Abstract:
The work presented in this thesis concerns the study of the effects of the low frequency plasma discharge parameters (discharge time, monomer total pressure, and the proportion of oxygen with the monomer) on the essential characteristics of the elaborated chemical sensor such as: sensitivity, selectivity, linearity, reversibility,response time and ageing. The analysis of sensor response in adsorption mode and desorption mode show a good reproducibility and reversibility. The study of the response and recovery time showed that these latter appeared
extremely short compared to those usually obtained with the chemical sensors base on the QCM. The study of the variation of the sensitivity with deposited layer thickness showed an increase in the sensitivity with increasing film thickness followed by a decrease for a thicker film.
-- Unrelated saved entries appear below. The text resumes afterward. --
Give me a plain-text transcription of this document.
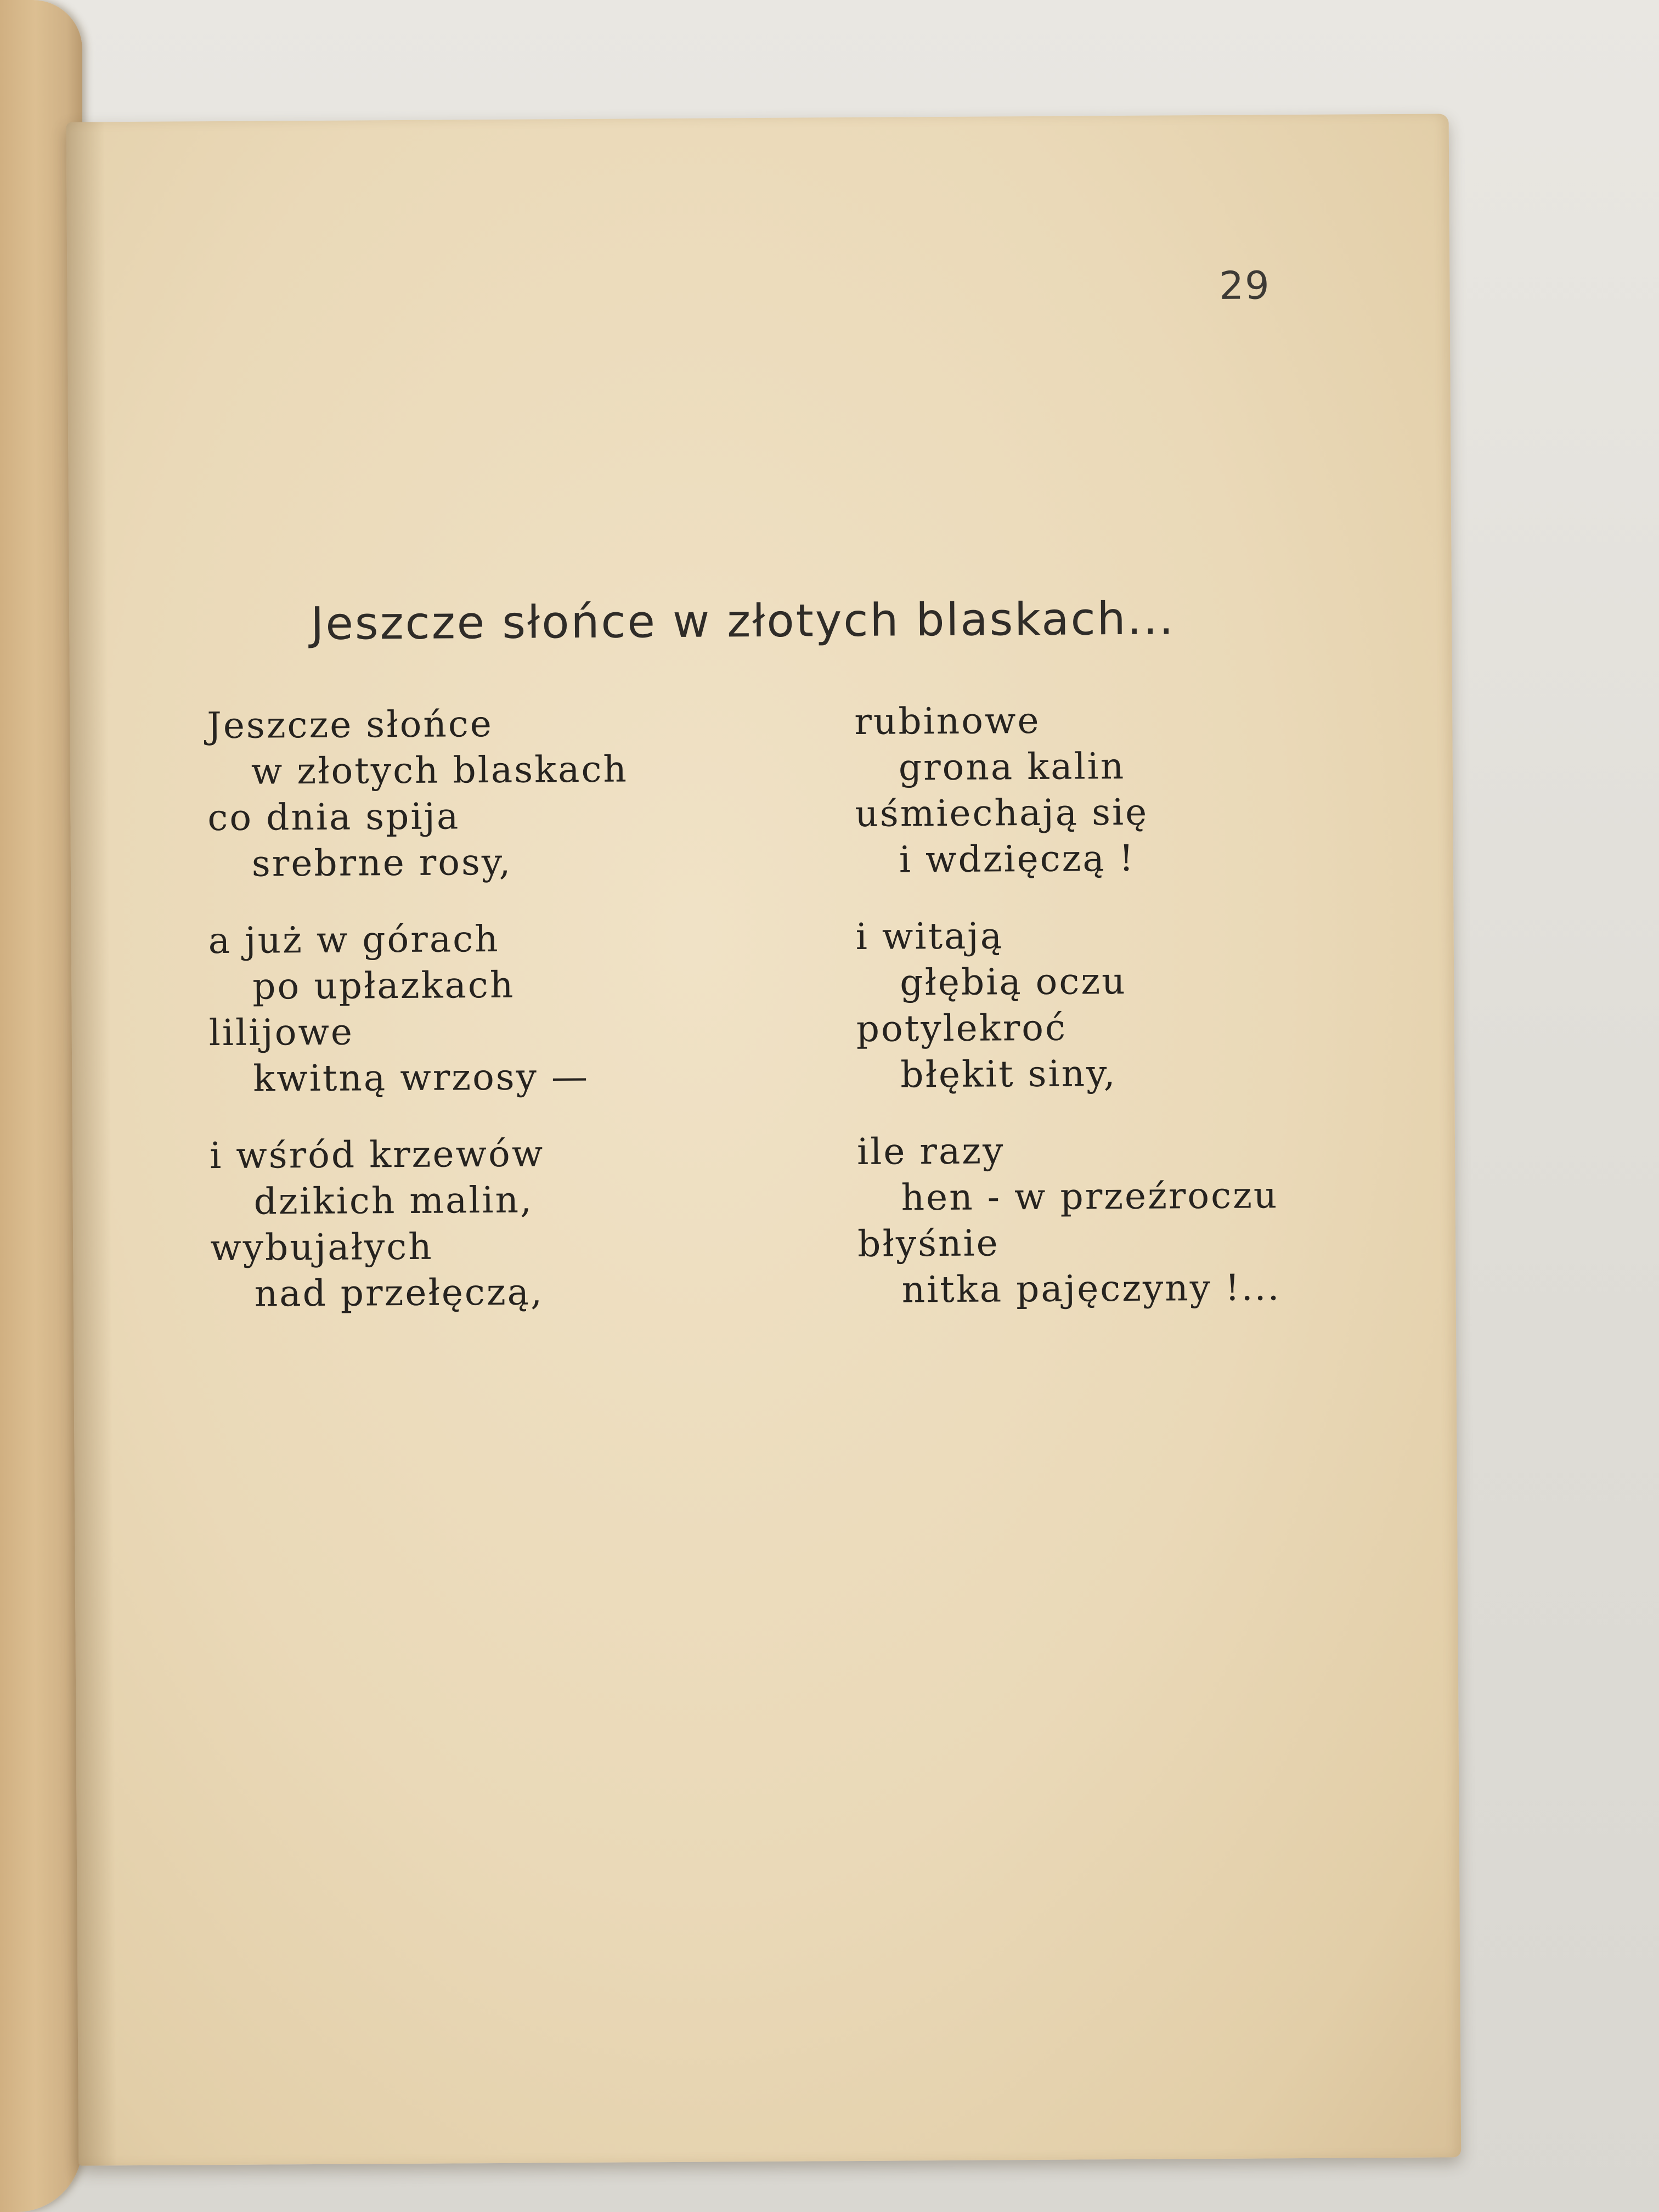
29
Jeszcze słońce w złotych blaskach...
Jeszcze słońce
w złotych blaskach
co dnia spija
srebrne rosy,
a już w górach
po upłazkach
lilijowe
kwitną wrzosy —
i wśród krzewów
dzikich malin,
wybujałych
nad przełęczą,
rubinowe
grona kalin
uśmiechają się
i wdzięczą !
i witają
głębią oczu
potylekroć
błękit siny,
ile razy
hen - w przeźroczu
błyśnie
nitka pajęczyny !...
Physical and chemical analysis of the deposited films revealed that the increase in the film thickness induces a densification of the elaborate layers. In the case of elaborate sensitive layers with TEOS in mixture with oxygen, the characteristic curves of the sensor response showed a significant increase in the sensor sensitivity with the increase of oxygen content in the mixture, followed by a reduction for a film elaborated with a high proportion of oxygen. Beyond 50% of O2 in the mixture, the films deposited have an inorganic character with a composition of SiOx type, close to thermal silica structure (dense, more rigid and less permeable). The study of the reliability of the sensor shows that the sensors elaborated from organosilicon films have a reasonable stability. The theoretical study of the diffusion phenomenon of the organic molecules inside the deposited films revealed that the molecular weight and the molar volume of the molecules influence significantly the diffusion phenomenon of COV. The results also show that all types of VOC have diffusion coefficients of about D > 1.90 X 10-11 cm ² /s and their diffusion kinetics follow a Fickienne evolution.